WHO has determined to regard it as an addiction or ‘gaming disorder’ when the person exhibits an extreme obsession over a period of at least 12 months. However, if the behavior shows extremities, a person would be eligible for diagnosis before a period of 12 months.
Cure to the addiction
One of the primary reasons for the inclusion of the gaming disorder in the ICD-11 was to raise awareness. Several nations had already designated gaming addiction as a severely growing mental health issue; South Korea prohibits children below the age of 16 from participating in gaming activities in the evening till 12 in the morning.
The UK and several other nations have existing clinics that help with counseling and other methods to treat the addiction. With the recognition from WHO, there will be more treatment facilities to help people with their addiction. Moreover, it raises caution among the general public about a potential threat they might be susceptible to.
How common is the gaming disorder?
Compared to the percentage of the world population that takes an interest in gaming, the number of minds severely affected is relatively low, but it is rampant enough to draw attention from WHO. The risk looms large now more than ever, and gamer must be cautious to trace any change in the pattern of their own behavior where they begin to give importance to gaming over other everyday activities. Any change in physical or psychological behavior must be duly noted and taken care of.

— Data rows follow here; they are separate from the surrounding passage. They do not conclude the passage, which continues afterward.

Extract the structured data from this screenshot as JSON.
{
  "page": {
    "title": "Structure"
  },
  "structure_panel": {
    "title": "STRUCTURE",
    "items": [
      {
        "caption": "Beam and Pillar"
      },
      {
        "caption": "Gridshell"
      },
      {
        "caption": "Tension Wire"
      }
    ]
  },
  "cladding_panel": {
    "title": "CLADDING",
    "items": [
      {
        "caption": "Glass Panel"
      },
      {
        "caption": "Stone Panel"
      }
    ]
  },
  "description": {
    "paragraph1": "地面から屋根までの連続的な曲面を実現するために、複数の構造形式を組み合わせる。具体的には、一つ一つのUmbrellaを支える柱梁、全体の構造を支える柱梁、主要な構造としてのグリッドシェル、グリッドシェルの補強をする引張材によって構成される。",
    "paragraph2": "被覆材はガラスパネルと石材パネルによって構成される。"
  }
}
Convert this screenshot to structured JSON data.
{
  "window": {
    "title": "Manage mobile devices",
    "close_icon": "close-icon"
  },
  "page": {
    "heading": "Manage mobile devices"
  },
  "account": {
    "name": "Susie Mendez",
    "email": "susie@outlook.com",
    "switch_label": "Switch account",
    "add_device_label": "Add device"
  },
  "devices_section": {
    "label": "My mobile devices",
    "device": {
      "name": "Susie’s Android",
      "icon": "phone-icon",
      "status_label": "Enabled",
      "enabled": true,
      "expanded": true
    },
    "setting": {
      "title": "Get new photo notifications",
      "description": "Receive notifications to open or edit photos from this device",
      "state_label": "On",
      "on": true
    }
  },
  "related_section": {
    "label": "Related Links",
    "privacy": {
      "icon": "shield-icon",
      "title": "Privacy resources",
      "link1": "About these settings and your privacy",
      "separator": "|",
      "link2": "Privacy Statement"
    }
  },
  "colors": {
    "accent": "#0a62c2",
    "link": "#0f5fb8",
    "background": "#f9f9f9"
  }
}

Gaming addiction and obsession with digital technology
WHO has identified gaming disorder as a mental condition which takes a toll on the addict’s general psychological behavior including their eating and sleeping patterns, often leading them to isolate themselves from the world outside the gaming world.
The gaming addiction is, however, not to be confused with young people’s obsession with digital technology. Digital technology is used at large to communicate with the outside world (for instance through social media) or to cultivate an interest. Gaming addiction, on the other hand, begins to sever communication with the outside world.